Around the beginning of March, eight traders with the same number of loaded camels entered the camp of his master's tribe and bartered with them for four days. At the end of that time, Porter discovered that the traders had bought him. The leader, a man named Hamet, informed him that they would take him to Swearah, where his captain had arrived safely. Hamet fed him dried figs, dates, and biscuits.

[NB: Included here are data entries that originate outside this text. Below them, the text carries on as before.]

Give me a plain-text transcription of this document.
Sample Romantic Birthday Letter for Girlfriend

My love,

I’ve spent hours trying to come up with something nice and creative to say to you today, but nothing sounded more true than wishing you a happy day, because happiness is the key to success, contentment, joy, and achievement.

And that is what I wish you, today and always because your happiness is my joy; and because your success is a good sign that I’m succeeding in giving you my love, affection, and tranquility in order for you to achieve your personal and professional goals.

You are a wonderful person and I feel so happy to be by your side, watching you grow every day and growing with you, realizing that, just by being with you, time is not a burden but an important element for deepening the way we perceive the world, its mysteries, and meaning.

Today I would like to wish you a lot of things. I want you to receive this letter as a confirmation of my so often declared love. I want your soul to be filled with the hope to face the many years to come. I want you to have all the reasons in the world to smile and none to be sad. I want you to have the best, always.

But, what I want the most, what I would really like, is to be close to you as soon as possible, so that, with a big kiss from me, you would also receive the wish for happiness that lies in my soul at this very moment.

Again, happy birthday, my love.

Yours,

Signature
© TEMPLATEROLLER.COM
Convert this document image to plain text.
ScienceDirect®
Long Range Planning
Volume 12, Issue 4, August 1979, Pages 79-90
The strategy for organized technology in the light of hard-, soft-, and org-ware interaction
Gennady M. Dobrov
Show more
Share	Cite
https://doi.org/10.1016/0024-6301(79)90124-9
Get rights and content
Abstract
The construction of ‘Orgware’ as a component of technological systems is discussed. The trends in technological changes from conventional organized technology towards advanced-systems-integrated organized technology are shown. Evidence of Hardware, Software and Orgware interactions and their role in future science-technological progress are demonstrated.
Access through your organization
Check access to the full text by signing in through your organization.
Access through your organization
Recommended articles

After traveling north for a month, the band of traders left the desert. Three days later, they encountered a company of fifty men on foot who appeared suddenly before them and brought them to a halt. The men on foot did not have firearms or even swords. Each had a leather bag on his left side, suspended by a belt slung over the opposite shoulder, filled with stones. They demanded that the traders give them the white slave. Hamet refused. The robbers, with their overwhelming numbers, would not back down. The traders fired a volley, dropping a number of their foe, but the rest immediately began to pummel them with fist-size rocks thrown with amazing strength. When the furious battle was over, Hamet and his seven men lay dead. The stone throwers stripped them of their clothing and arms and fled south to a walled village with the camels, the goods, and Porter. About a month after the attack, Porter was taken to Wednoon and sold to Abdullah Hamet, a wealthy merchant who treated him well.